A 2007 Code of Civil Procedure requires county court houses with digital files to make them availalbe to the public. Monterey County has been in violatio of that since then. They claim it has to do with privacy concerns -- without admitting all civile court documents are public documents and it was parties responsibility to ask for and obtain privacy on documents when they filed them, if appropriate, not the courts problem. They are being concealed for many other reasons that only benefit the legal lobby and those committed various frauds.
In 2022, Monterey County stopped recording all civil proceedings other than Probate, Family court and small claims (those specifically required by statute). The excuse was cost at a time when recording hearings and storing them was cheaper than any time in prior history. . Thus, no recordings of the hearing with Panetta exist. Thus, they rendered the Judges "un-auditable", and they see no problems with that.

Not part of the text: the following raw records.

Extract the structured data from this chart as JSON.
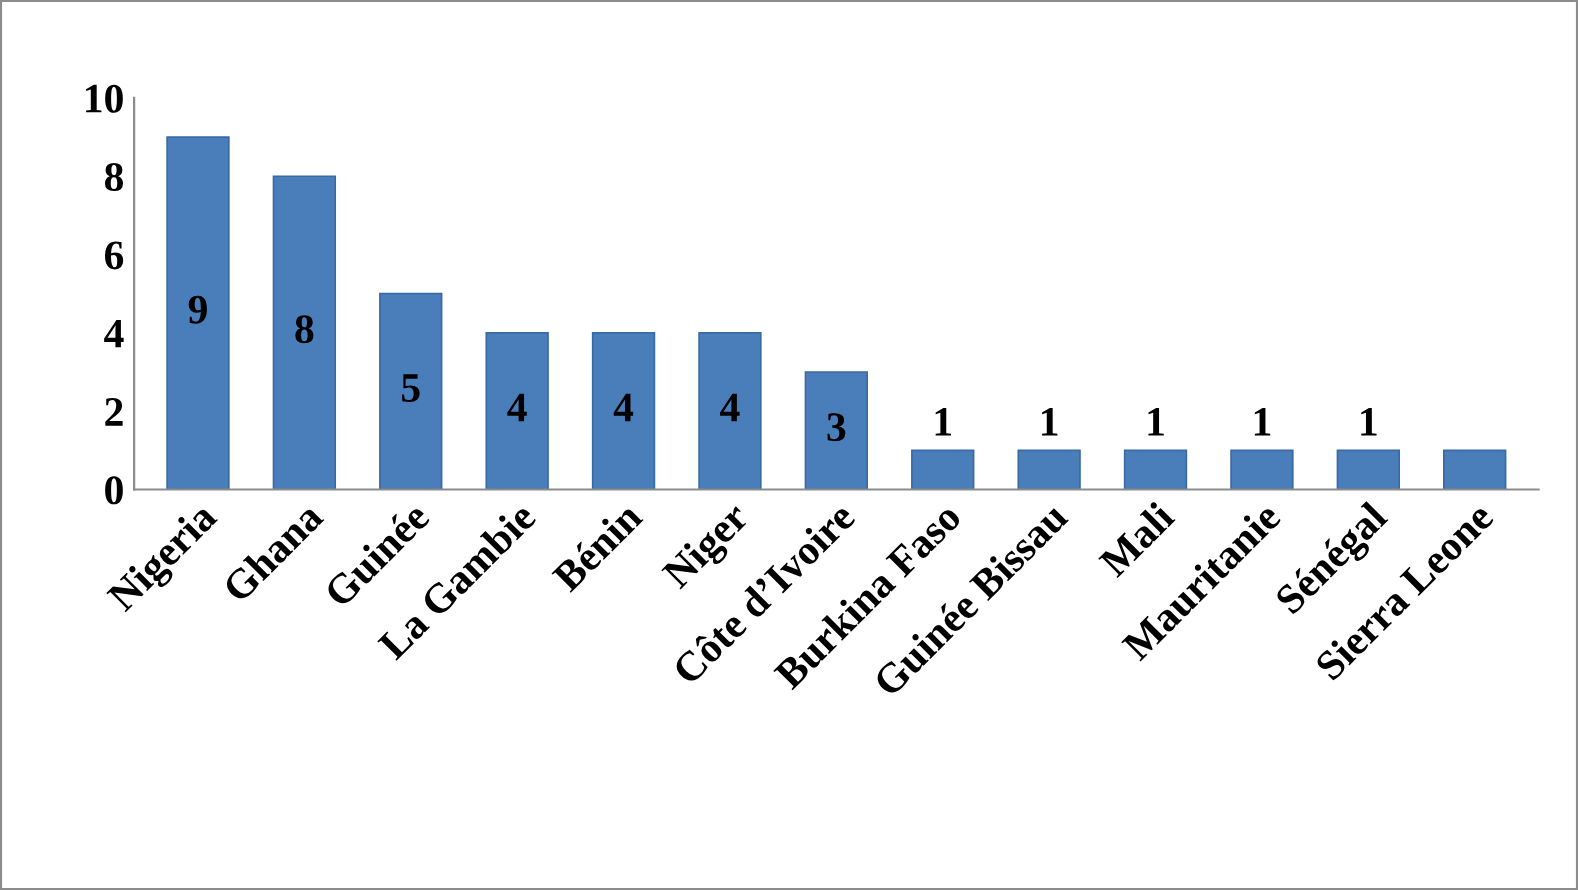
{
  "chart_data": {
    "type": "bar",
    "categories": [
      "Nigeria",
      "Ghana",
      "Guinée",
      "La Gambie",
      "Bénin",
      "Niger",
      "Côte d’Ivoire",
      "Burkina Faso",
      "Guinée Bissau",
      "Mali",
      "Mauritanie",
      "Sénégal",
      "Sierra Leone"
    ],
    "values": [
      9,
      8,
      5,
      4,
      4,
      4,
      3,
      1,
      1,
      1,
      1,
      1,
      1
    ],
    "value_labels": [
      "9",
      "8",
      "5",
      "4",
      "4",
      "4",
      "3",
      "1",
      "1",
      "1",
      "1",
      "1",
      null
    ],
    "color": "#4a7ebb",
    "ylim": [
      0,
      10
    ],
    "yticks": [
      0,
      2,
      4,
      6,
      8,
      10
    ],
    "grid": false
  }
}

Can you imagine what would have transpired if those court hearings were recorded? Do you believe Panetta could have or would have performed in the same manner? If she did, can you imagine what would have happend if those recordings could have been posted for public review - and access to the court records could have been provided simultaneously?
This isn't a court by or for the people. At all...
Based on the behavior of Panetta and three other judges, the violation of document access since 2007 and the termination of civil court recording in 2022 -- it seems clear the world's largest real estate brokers -- controlled by Venture Capital firms -- incuding Apollo Management Group -- a prior Leon Black company -- and the California Legal lobby have taken over the California Civil Legal System.
Nothing is working properly.
Attorneys for each of theses firms made money in the process -- and Judge Panetta took home more paychecks to help pay down the student loan debt her husband was still showing on disclosures, seemingly 30 years after their graduations -- all at community expense.
All four commercial groups describe above -- 1) WIN Home Inpsections Monterey 2) Travaille Transactions 3) Coldwell Banker and 4) Keller Williams saw no penalties for their behavior and no media reporting even though this was shared with them. There were also initially 70 attorneys kept up to date on the court proceedings that fell over time -- but none of them have exposed any of this either. The public is the last to know.
This is no way to do commerce and no way to do Law.
The frauds from the 1980s are or should be known to all the Judges and they are looking the other way -- and the 1974 Political Reform Act, which allows all of them to conceal real estate -- with oversight from their own legal brethren at the FPPC is viewed as treasonous by some of us.
This has been an introuction to the Black Robe Mafia and how it all doesn't work.
Not only does Carrie Panetta need to be removed from the bench -- they all do.